The burden of illness resulting from anxiety disorders is heavy. In European countries, it was estimated that up to 41 billion Euros were spent in 2004 to cover the treatment expenses of anxiety disorders. In addition, the number of productive work days lost in seeking treatment for anxiety disorders and associated comorbidities was higher than for other somatic illnesses. Moreover, anxiety disorders can lead to considerable impairment in the normal functioning of individuals, thus making them less productive and an economic burden to society due to the extensive amount of time required to provide them with care and the cost of their treatment.

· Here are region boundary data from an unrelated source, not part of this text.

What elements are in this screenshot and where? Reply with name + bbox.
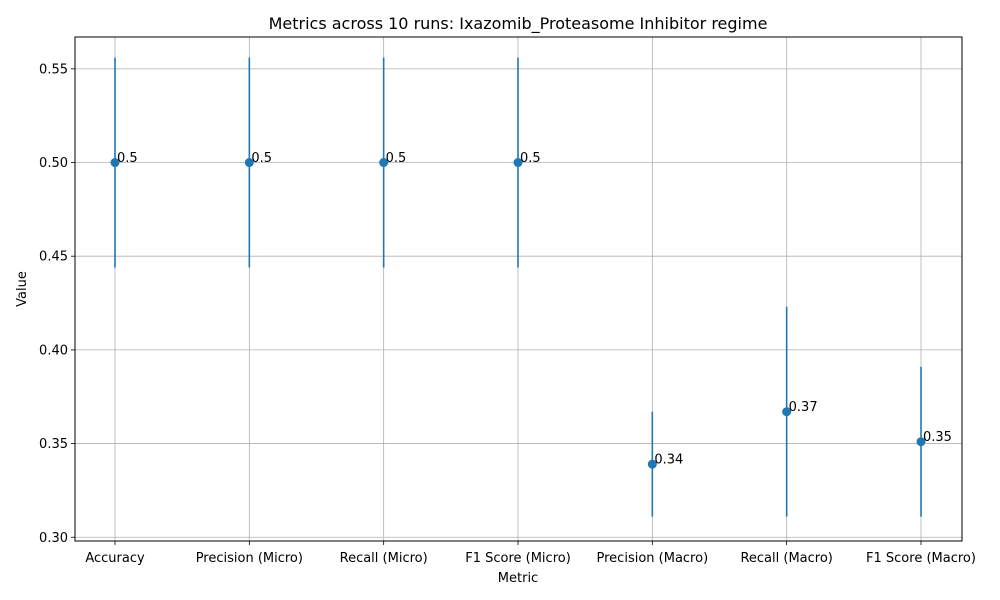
- x-axis-ticks: Accuracy Precision (Micro) Recall (Micro) F…: [85, 541, 976, 566]
- data-points: [110, 158, 926, 469]
- data-point: [244, 158, 254, 168]
- x-tick-label: Recall (Macro): [740, 551, 832, 566]
- data-point: [916, 437, 926, 447]
- data-label: 0.5: [117, 151, 138, 166]
- data-label: 0.5: [251, 151, 272, 166]
- x-tick-label: Precision (Micro): [196, 551, 303, 566]
- data-label: 0.5: [520, 151, 541, 166]
- data-point: [513, 158, 523, 168]
- data-point: [110, 158, 120, 168]
- data-point: [782, 407, 792, 417]
- data-point: [647, 459, 657, 469]
- x-tick-label: F1 Score (Macro): [866, 551, 976, 566]
- y-axis-label: Value: [15, 271, 30, 307]
- data-label: 0.35: [923, 430, 952, 445]
- y-tick-label: 0.50: [39, 156, 68, 171]
- x-tick-label: Precision (Macro): [597, 551, 709, 566]
- data-point: [379, 158, 389, 168]
- data-label: 0.5: [386, 151, 407, 166]
- x-tick-label: Accuracy: [85, 551, 145, 566]
- y-axis-ticks: 0.30 0.35 0.40 0.45 0.50 0.55: [39, 62, 75, 546]
- y-tick-label: 0.35: [39, 437, 68, 452]
- data-label: 0.34: [654, 453, 683, 468]
- x-tick-label: F1 Score (Micro): [465, 551, 571, 566]
- x-tick-label: Recall (Micro): [340, 551, 428, 566]
- y-tick-label: 0.30: [39, 531, 68, 546]
- chart-title: Metrics across 10 runs: Ixazomib_Proteas…: [269, 14, 768, 34]
- data-label: 0.37: [789, 400, 818, 415]
- y-tick-label: 0.45: [39, 250, 68, 265]
- plot-frame: [74, 36, 963, 542]
- y-tick-label: 0.40: [39, 343, 68, 358]
- y-tick-label: 0.55: [39, 62, 68, 77]
- data-labels: 0.5 0.5 0.5 0.5 0.34 0.37 0.35: [117, 151, 952, 468]
- x-axis-label: Metric: [498, 571, 538, 586]
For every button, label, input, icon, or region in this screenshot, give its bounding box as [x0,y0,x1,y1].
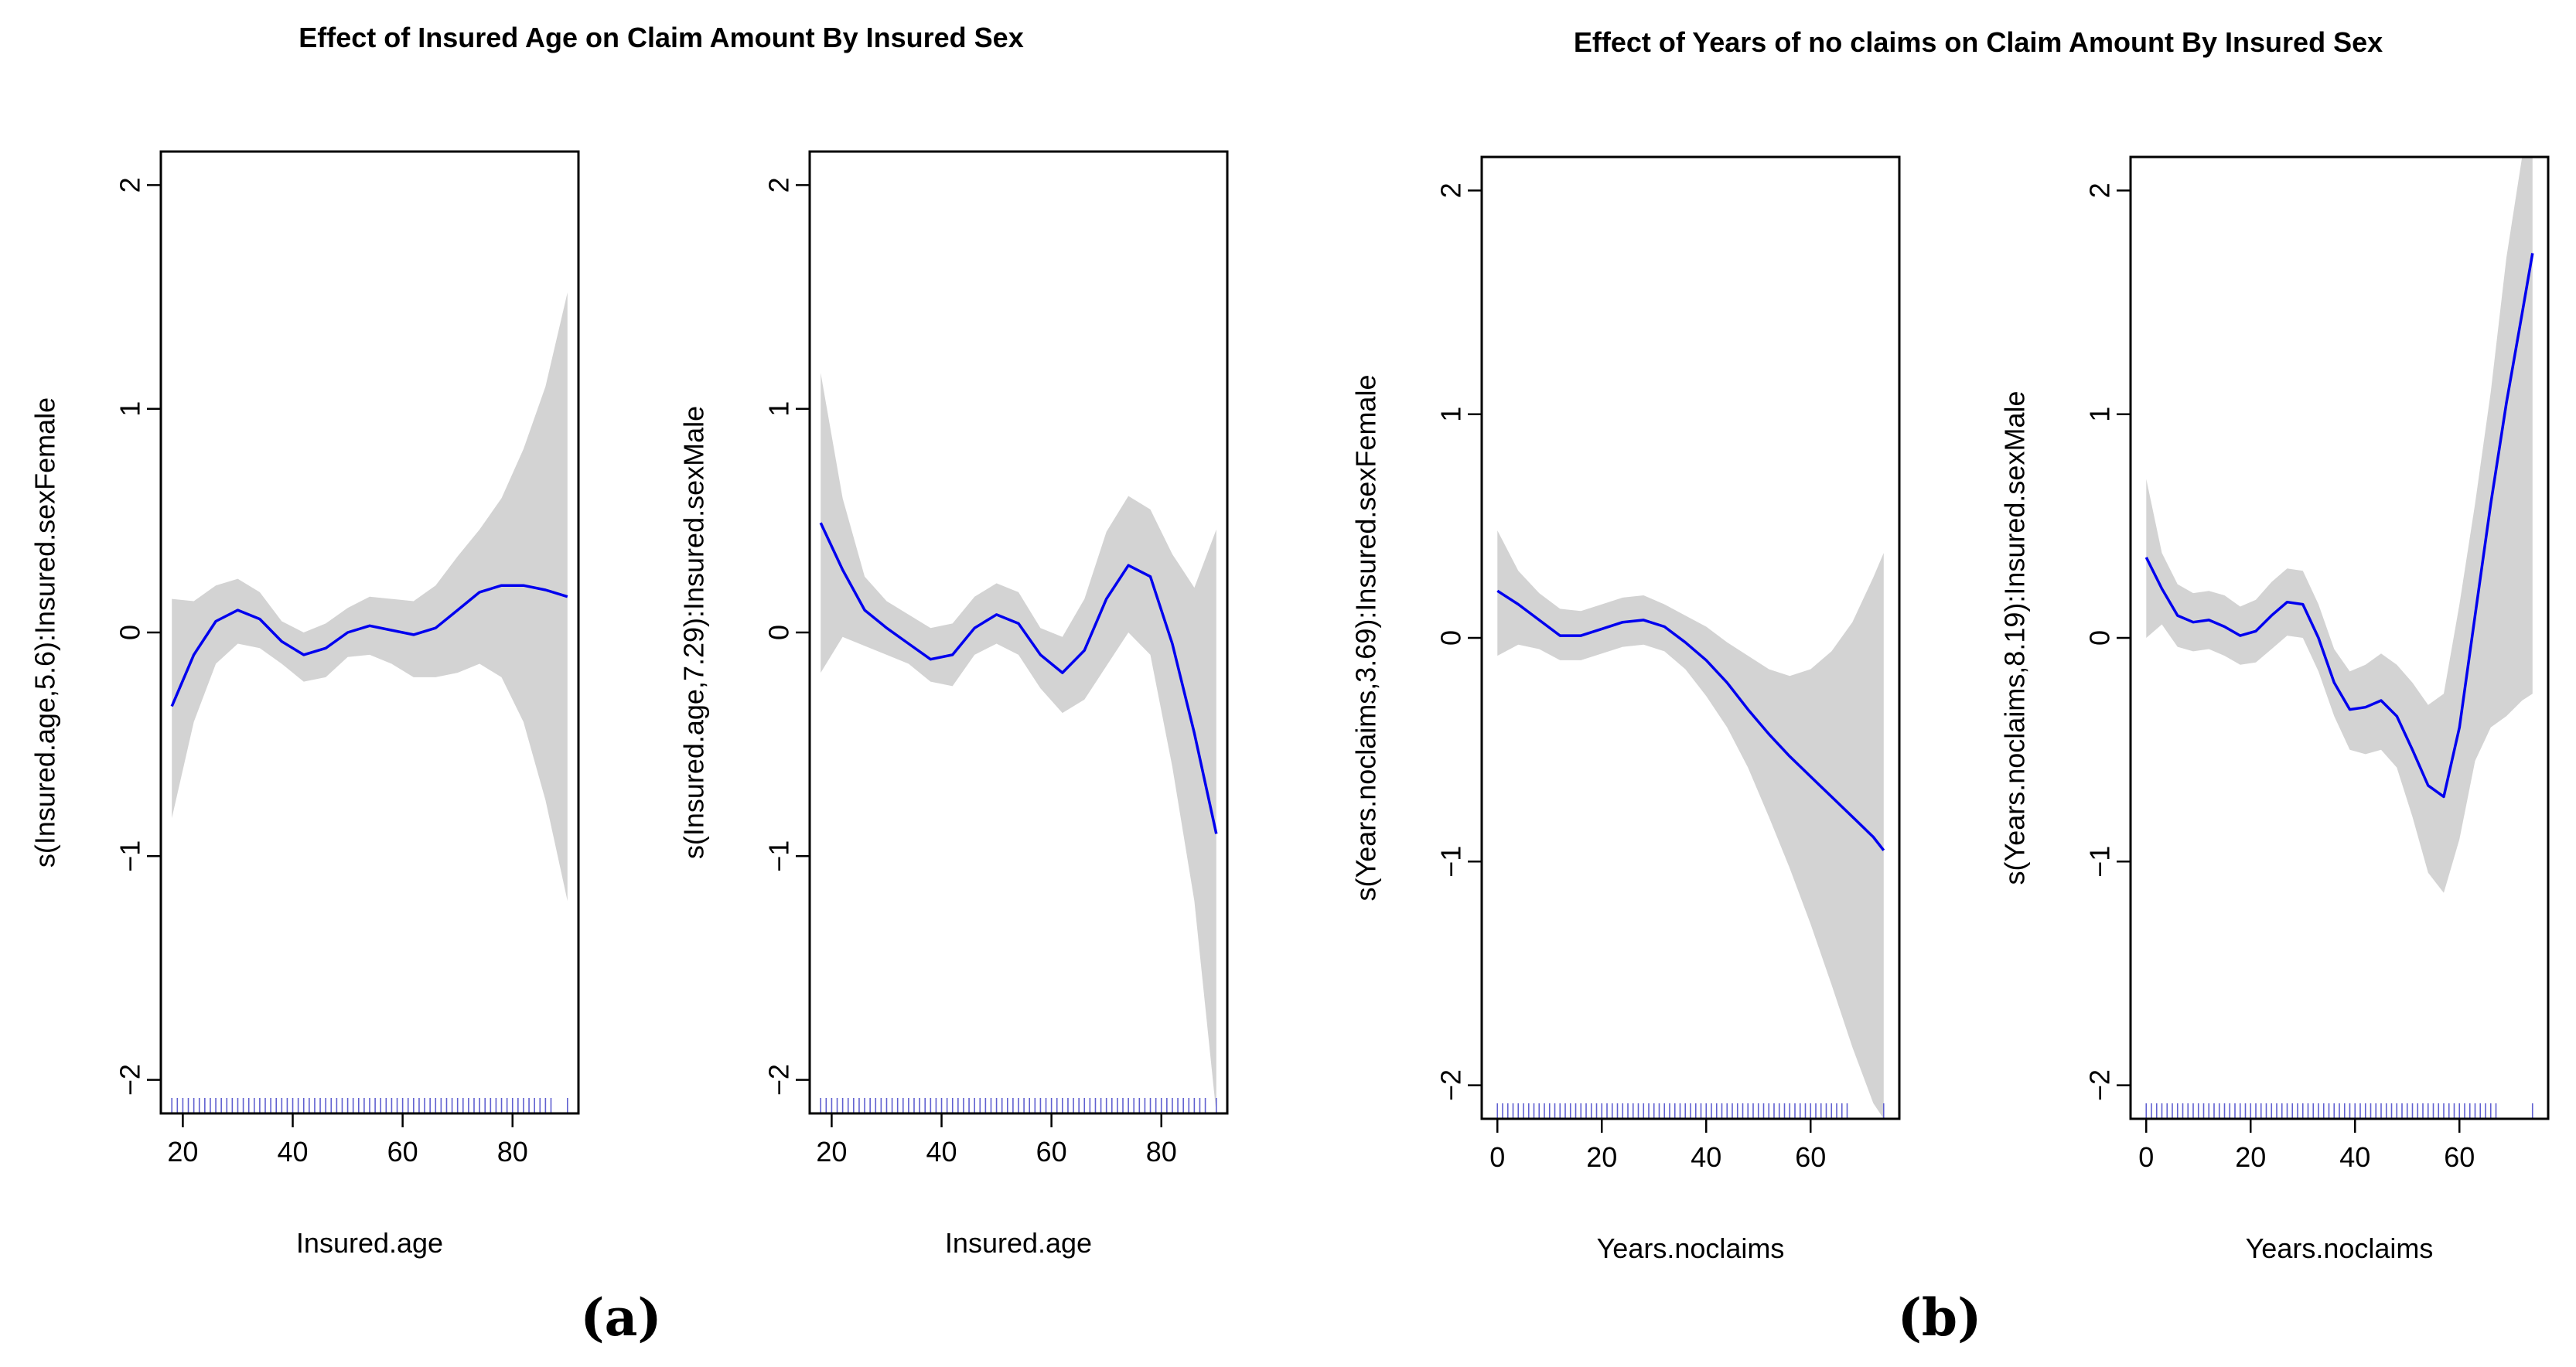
smooth-curve [1496,589,1885,851]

The outcome may be poor without appropriate pharmacological and psychotherapy interventions, with comorbidities setting in. However, they can be prevented, and outcomes improved with cognitive-behavioral therapy alone or combined with drugs. Specifically, a long-term follow-up study by Kodal et al. reveals that cognitive-behavioral therapy could help improve patient outcomes as it immensely contributes to reduced symptoms and improved recovery. In addition, Bystritsky et al. (2013) also reveal that compared to medications, the treatment efficacy of cognitive-behavioral therapy is high, especially when patients continue to practice the learned skills throughout their life to manage their symptoms. However, Bystritsky et al. also note that patient outcomes are more enhanced if pharmacological intervention and psychotherapy are combined and delivered effectively to meet patients’ needs and healthcare goals. Overall, with the right treatment approach, including cognitive-behavioral therapy, it is possible to improve the health outcomes of such patients and minimize the healthcare expenditure on their treatment.
Conclusion
Anxiety disorder continues to burden the healthcare system due to its high prevalence among the global population. The disorder is associated with an anatomically malfunctioning amygdala, resulting in a series of physiological defects that impair emotional control, especially fear. While the condition may be considered hereditary, other factors, such as biological and stress, must also be considered when establishing the cause and approach to treatment. Although underrecognized and undertreated, anxiety disorder is prevalent in the general population. Thus, healthcare providers should always consider cognitive-behavioral therapy interventions as they seek to improve patients’ health outcomes and curb the economic burden of anxiety disorder.
? References
1. Bandelow, B., & Michaelis, S. (2015). Epidemiology of anxiety disorders in the 21st century. Dialogues in Clinical Neuroscience, 17(3), 327–335.
2. Bystritsky, A., Khalsa, S. S., Cameron, M. E., & Schiffman, J. (2013). Current diagnosis and treatment of anxiety disorders. Pharmacy and Therapeutics, 38(1), 30–57.